Türk Eğitim Derneği’nin (TED) düşünce kuruluşu TEDMEM tarafından hazırlanan ve Türkiye eğitim sistemini makro düzeyde genel bir bakış açısıyla değerlendirmek isteyen araştırmacılar ve eğitimle ilgilenenler için bir kaynak olarak planlanan Türkiye Eğitim Atlası, basın toplantısıyla tanıtıldı.
Toplantıya, TEDMEM Direktörü Prof. Dr. Ziya Selçuk ve TED Genel Başkanı Selçuk Pehlivanoğlu katıldı.
Atlas, her yıl düzenli olarak yayımlanan Milli Eğitim Bakanlığı (MEB) Örgün Eğitim İstatistikleri’nin yanı sıra yükseköğretim istatistikleri, Uluslararası Öğrenci Değerlendirme Programı (PISA), Uluslararası Matematik ve Fen Eğilimleri Araştırması (TIMSS) ve OECD Education at a Glance (Bir Bakışta Eğitim) gibi kaynaklardan öne çıkan bilgileri içeriyor.
OECD verilerine göre, 2011′de Türkiye’deki yetişkin nüfusun yüzde 68′i ortaöğretim düzeyi altında eğitime sahip iken, OECD ülkeleri ortalamasında bu oran yüzde 25

NORM FAZLASI ÖĞRETMEN SAYISI 1792 

MEB ve ÖSYM verilerine göre, tüm kademelerde özel okullardaki erkek öğrenci sayısı, kız öğrenci sayısından daha fazla. Geçen yıl 128 bin 867 öğretmen açığı bulunurken, halen 1792 norm fazlası öğretmen bulunuyor. Halen görevde olan onbinlerce öğretmenin sınıf dışında, yönetici, uzman, görevli gibi konumlarda olması, gerçek öğretmen açığı ve dağılımının nasıl gerçekleştiğinin belirlenmesini zorlaştırıyor.
Doğu Anadolu ve Güneydoğu Anadolu bölgelerinde kız öğrencilerin devamsızlıkları daha düşükken, diğer bölgelerde bu oran neredeyse birbirine eşit. Liseyi bitiremeyen erkek öğrenci sayısı, kız öğrenci sayısından daha fazla iken, genel ortaöğretimde kız öğrencilerin okullaşma oranı erkeklerden daha yüksek.

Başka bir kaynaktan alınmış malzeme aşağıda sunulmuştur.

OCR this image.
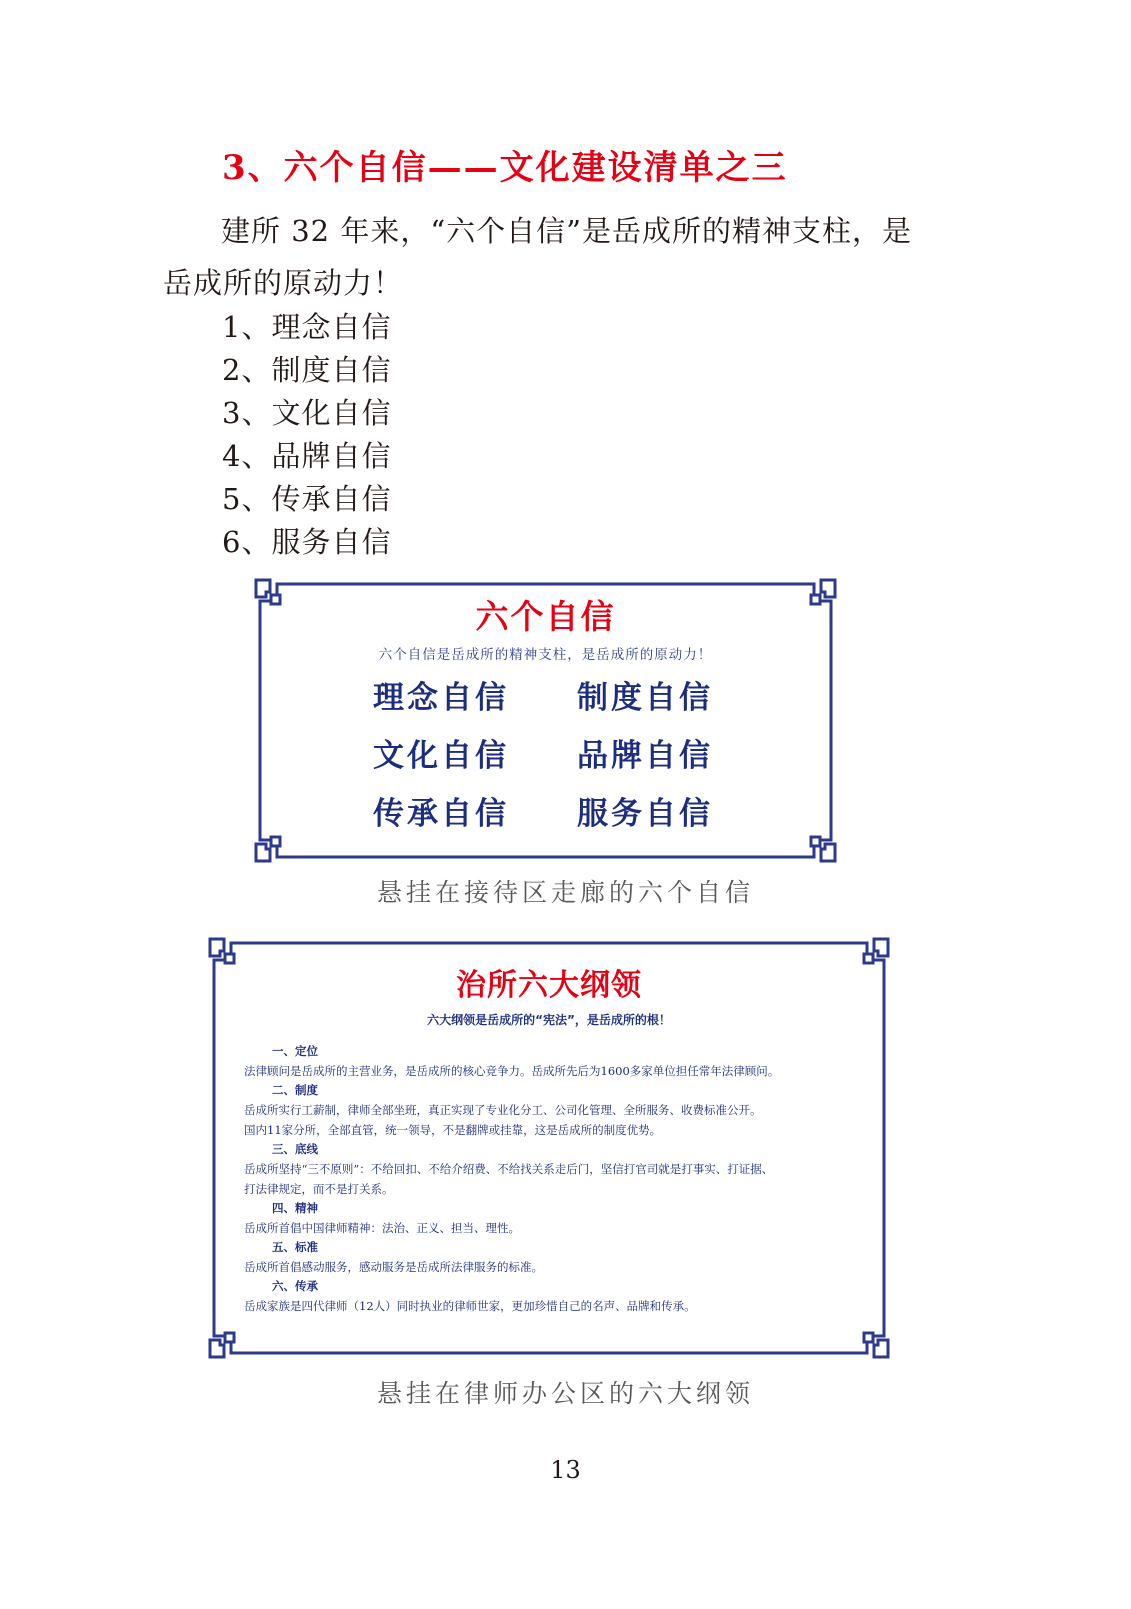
3、六个自信——文化建设清单之三

建所 32 年来，“六个自信”是岳成所的精神支柱，是
岳成所的原动力！

1、理念自信
2、制度自信
3、文化自信
4、品牌自信
5、传承自信
6、服务自信
六个自信
六个自信是岳成所的精神支柱，是岳成所的原动力！
理念自信	制度自信
文化自信	品牌自信
传承自信	服务自信

悬挂在接待区走廊的六个自信

治所六大纲领
六大纲领是岳成所的“宪法”，是岳成所的根！
一、定位
法律顾问是岳成所的主营业务，是岳成所的核心竞争力。岳成所先后为1600多家单位担任常年法律顾问。
二、制度
岳成所实行工薪制，律师全部坐班，真正实现了专业化分工、公司化管理、全所服务、收费标准公开。
国内11家分所，全部直管，统一领导，不是翻牌或挂靠，这是岳成所的制度优势。
三、底线
岳成所坚持“三不原则”：不给回扣、不给介绍费、不给找关系走后门，坚信打官司就是打事实、打证据、
打法律规定，而不是打关系。
四、精神
岳成所首倡中国律师精神：法治、正义、担当、理性。
五、标准
岳成所首倡感动服务，感动服务是岳成所法律服务的标准。
六、传承
岳成家族是四代律师（12人）同时执业的律师世家，更加珍惜自己的名声、品牌和传承。

悬挂在律师办公区的六大纲领

13
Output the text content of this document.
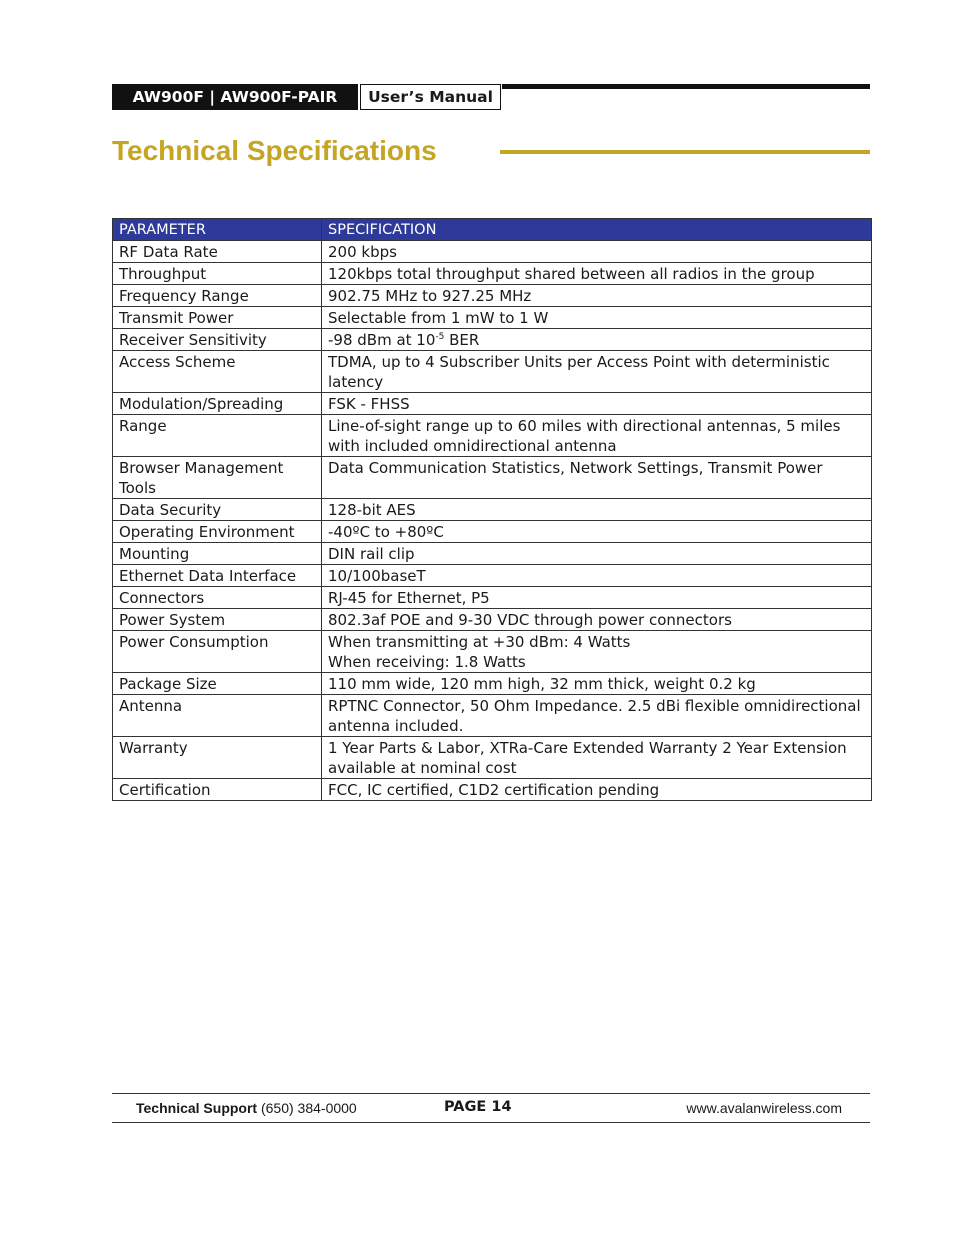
AW900F | AW900F-PAIR	User’s Manual
Technical Specifications
PARAMETER	SPECIFICATION
RF Data Rate	200 kbps
Throughput	120kbps total throughput shared between all radios in the group
Frequency Range	902.75 MHz to 927.25 MHz
Transmit Power	Selectable from 1 mW to 1 W
Receiver Sensitivity	-98 dBm at $10^{-5}$ BER
Access Scheme	TDMA, up to 4 Subscriber Units per Access Point with deterministic latency
Modulation/Spreading	FSK - FHSS
Range	Line-of-sight range up to 60 miles with directional antennas, 5 miles with included omnidirectional antenna
Browser Management Tools	Data Communication Statistics, Network Settings, Transmit Power
Data Security	128-bit AES
Operating Environment	-40ºC to +80ºC
Mounting	DIN rail clip
Ethernet Data Interface	10/100baseT
Connectors	RJ-45 for Ethernet, P5
Power System	802.3af POE and 9-30 VDC through power connectors
Power Consumption	When transmitting at +30 dBm: 4 Watts
When receiving: 1.8 Watts

Package Size	110 mm wide, 120 mm high, 32 mm thick, weight 0.2 kg
Antenna	RPTNC Connector, 50 Ohm Impedance. 2.5 dBi flexible omnidirectional antenna included.
Warranty	1 Year Parts & Labor, XTRa-Care Extended Warranty 2 Year Extension available at nominal cost
Certification	FCC, IC certified, C1D2 certification pending
Technical Support (650) 384-0000	PAGE 14	www.avalanwireless.com
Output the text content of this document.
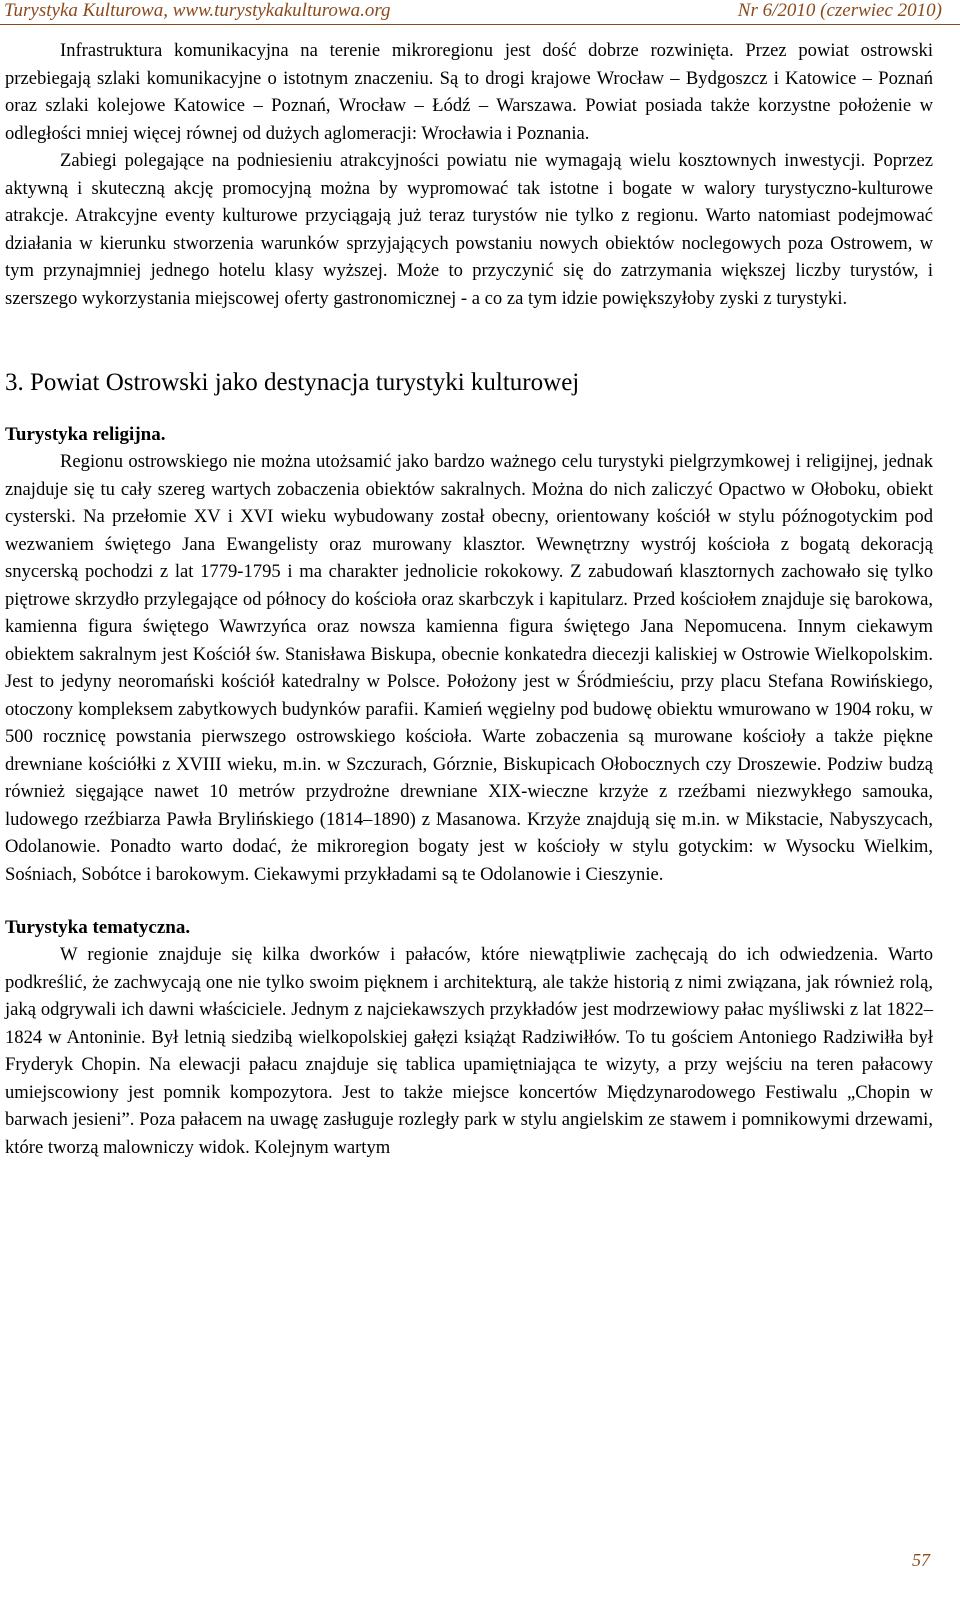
Turystyka Kulturowa, www.turystykakulturowa.org	Nr 6/2010 (czerwiec 2010)

Infrastruktura komunikacyjna na terenie mikroregionu jest dość dobrze rozwinięta. Przez powiat ostrowski przebiegają szlaki komunikacyjne o istotnym znaczeniu. Są to drogi krajowe Wrocław – Bydgoszcz i Katowice – Poznań oraz szlaki kolejowe Katowice – Poznań, Wrocław – Łódź – Warszawa. Powiat posiada także korzystne położenie w odległości mniej więcej równej od dużych aglomeracji: Wrocławia i Poznania.

Zabiegi polegające na podniesieniu atrakcyjności powiatu nie wymagają wielu kosztownych inwestycji. Poprzez aktywną i skuteczną akcję promocyjną można by wypromować tak istotne i bogate w walory turystyczno-kulturowe atrakcje. Atrakcyjne eventy kulturowe przyciągają już teraz turystów nie tylko z regionu. Warto natomiast podejmować działania w kierunku stworzenia warunków sprzyjających powstaniu nowych obiektów noclegowych poza Ostrowem, w tym przynajmniej jednego hotelu klasy wyższej. Może to przyczynić się do zatrzymania większej liczby turystów, i szerszego wykorzystania miejscowej oferty gastronomicznej - a co za tym idzie powiększyłoby zyski z turystyki.

3. Powiat Ostrowski jako destynacja turystyki kulturowej
Turystyka religijna.

Regionu ostrowskiego nie można utożsamić jako bardzo ważnego celu turystyki pielgrzymkowej i religijnej, jednak znajduje się tu cały szereg wartych zobaczenia obiektów sakralnych. Można do nich zaliczyć Opactwo w Ołoboku, obiekt cysterski. Na przełomie XV i XVI wieku wybudowany został obecny, orientowany kościół w stylu późnogotyckim pod wezwaniem świętego Jana Ewangelisty oraz murowany klasztor. Wewnętrzny wystrój kościoła z bogatą dekoracją snycerską pochodzi z lat 1779-1795 i ma charakter jednolicie rokokowy. Z zabudowań klasztornych zachowało się tylko piętrowe skrzydło przylegające od północy do kościoła oraz skarbczyk i kapitularz. Przed kościołem znajduje się barokowa, kamienna figura świętego Wawrzyńca oraz nowsza kamienna figura świętego Jana Nepomucena. Innym ciekawym obiektem sakralnym jest Kościół św. Stanisława Biskupa, obecnie konkatedra diecezji kaliskiej w Ostrowie Wielkopolskim. Jest to jedyny neoromański kościół katedralny w Polsce. Położony jest w Śródmieściu, przy placu Stefana Rowińskiego, otoczony kompleksem zabytkowych budynków parafii. Kamień węgielny pod budowę obiektu wmurowano w 1904 roku, w 500 rocznicę powstania pierwszego ostrowskiego kościoła. Warte zobaczenia są murowane kościoły a także piękne drewniane kościółki z XVIII wieku, m.in. w Szczurach, Górznie, Biskupicach Ołobocznych czy Droszewie. Podziw budzą również sięgające nawet 10 metrów przydrożne drewniane XIX-wieczne krzyże z rzeźbami niezwykłego samouka, ludowego rzeźbiarza Pawła Brylińskiego (1814–1890) z Masanowa. Krzyże znajdują się m.in. w Mikstacie, Nabyszycach, Odolanowie. Ponadto warto dodać, że mikroregion bogaty jest w kościoły w stylu gotyckim: w Wysocku Wielkim, Sośniach, Sobótce i barokowym. Ciekawymi przykładami są te Odolanowie i Cieszynie.

Turystyka tematyczna.

W regionie znajduje się kilka dworków i pałaców, które niewątpliwie zachęcają do ich odwiedzenia. Warto podkreślić, że zachwycają one nie tylko swoim pięknem i architekturą, ale także historią z nimi związana, jak również rolą, jaką odgrywali ich dawni właściciele. Jednym z najciekawszych przykładów jest modrzewiowy pałac myśliwski z lat 1822–1824 w Antoninie. Był letnią siedzibą wielkopolskiej gałęzi książąt Radziwiłłów. To tu gościem Antoniego Radziwiłła był Fryderyk Chopin. Na elewacji pałacu znajduje się tablica upamiętniająca te wizyty, a przy wejściu na teren pałacowy umiejscowiony jest pomnik kompozytora. Jest to także miejsce koncertów Międzynarodowego Festiwalu „Chopin w barwach jesieni”. Poza pałacem na uwagę zasługuje rozległy park w stylu angielskim ze stawem i pomnikowymi drzewami, które tworzą malowniczy widok. Kolejnym wartym

57
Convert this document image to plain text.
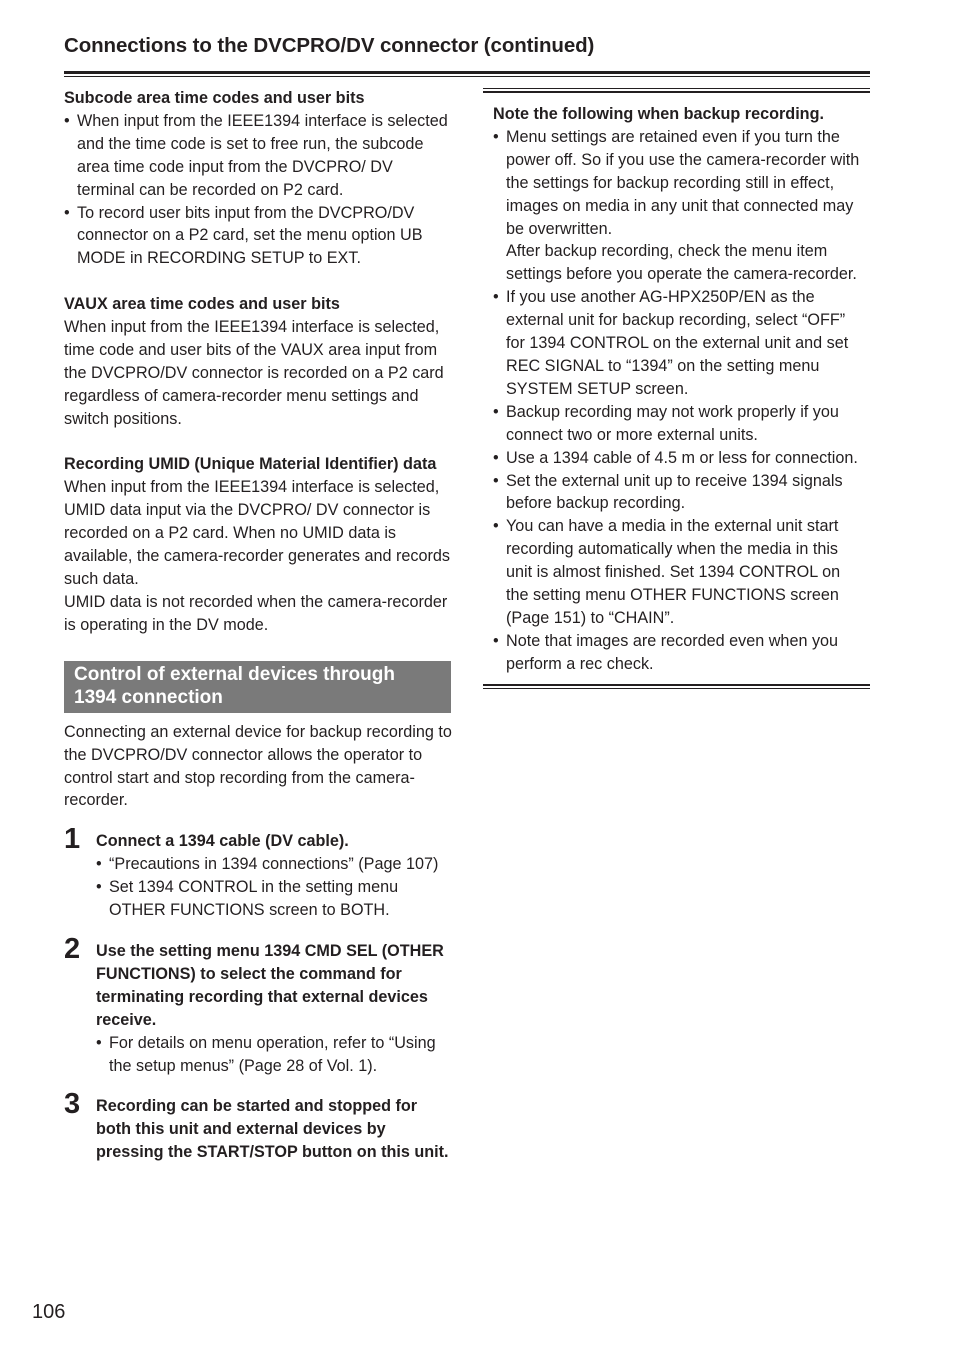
Connections to the DVCPRO/DV connector (continued)

Subcode area time codes and user bits

• When input from the IEEE1394 interface is selected and the time code is set to free run, the subcode area time code input from the DVCPRO/ DV terminal can be recorded on P2 card.
• To record user bits input from the DVCPRO/DV connector on a P2 card, set the menu option UB MODE in RECORDING SETUP to EXT.

VAUX area time codes and user bits

When input from the IEEE1394 interface is selected, time code and user bits of the VAUX area input from the DVCPRO/DV connector is recorded on a P2 card regardless of camera-recorder menu settings and switch positions.

Recording UMID (Unique Material Identifier) data

When input from the IEEE1394 interface is selected, UMID data input via the DVCPRO/ DV connector is recorded on a P2 card. When no UMID data is available, the camera-recorder generates and records such data.

UMID data is not recorded when the camera-recorder is operating in the DV mode.

Control of external devices through 1394 connection

Connecting an external device for backup recording to the DVCPRO/DV connector allows the operator to control start and stop recording from the camera-recorder.

1 Connect a 1394 cable (DV cable).

• “Precautions in 1394 connections” (Page 107)
• Set 1394 CONTROL in the setting menu OTHER FUNCTIONS screen to BOTH.
2 Use the setting menu 1394 CMD SEL (OTHER FUNCTIONS) to select the command for terminating recording that external devices receive.

• For details on menu operation, refer to “Using the setup menus” (Page 28 of Vol. 1).
3 Recording can be started and stopped for both this unit and external devices by pressing the START/STOP button on this unit.

Note the following when backup recording.

• Menu settings are retained even if you turn the power off. So if you use the camera-recorder with the settings for backup recording still in effect, images on media in any unit that connected may be overwritten.
After backup recording, check the menu item settings before you operate the camera-recorder.
• If you use another AG-HPX250P/EN as the external unit for backup recording, select “OFF” for 1394 CONTROL on the external unit and set REC SIGNAL to “1394” on the setting menu SYSTEM SETUP screen.
• Backup recording may not work properly if you connect two or more external units.
• Use a 1394 cable of 4.5 m or less for connection.
• Set the external unit up to receive 1394 signals before backup recording.
• You can have a media in the external unit start recording automatically when the media in this unit is almost finished. Set 1394 CONTROL on the setting menu OTHER FUNCTIONS screen (Page 151) to “CHAIN”.
• Note that images are recorded even when you perform a rec check.
106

Mesleki ve teknik ortaöğretimde erkeklerin okullaşma oranı kız öğrencilerden daha fazla.
Tüm bölgelerde erkek öğretim elemanı sayısı, kadın öğretim elemanı sayısından daha yüksek iken, Güneydoğu Anadolu Bölgesi’ndeki erkek ve kadın öğretim elemanı sayısı arasındaki fark oransal olarak daha fazla.
TIMSS sonuçlarına göre, Türkiye’de evlerinde eğitim kaynağı az düzeyde olan öğrenci oranı yüzde 54 iken, bu oran uluslararası ortalamada yüzde 21, Rusya Federasyonu’nda yüzde 19′da bulunuyor.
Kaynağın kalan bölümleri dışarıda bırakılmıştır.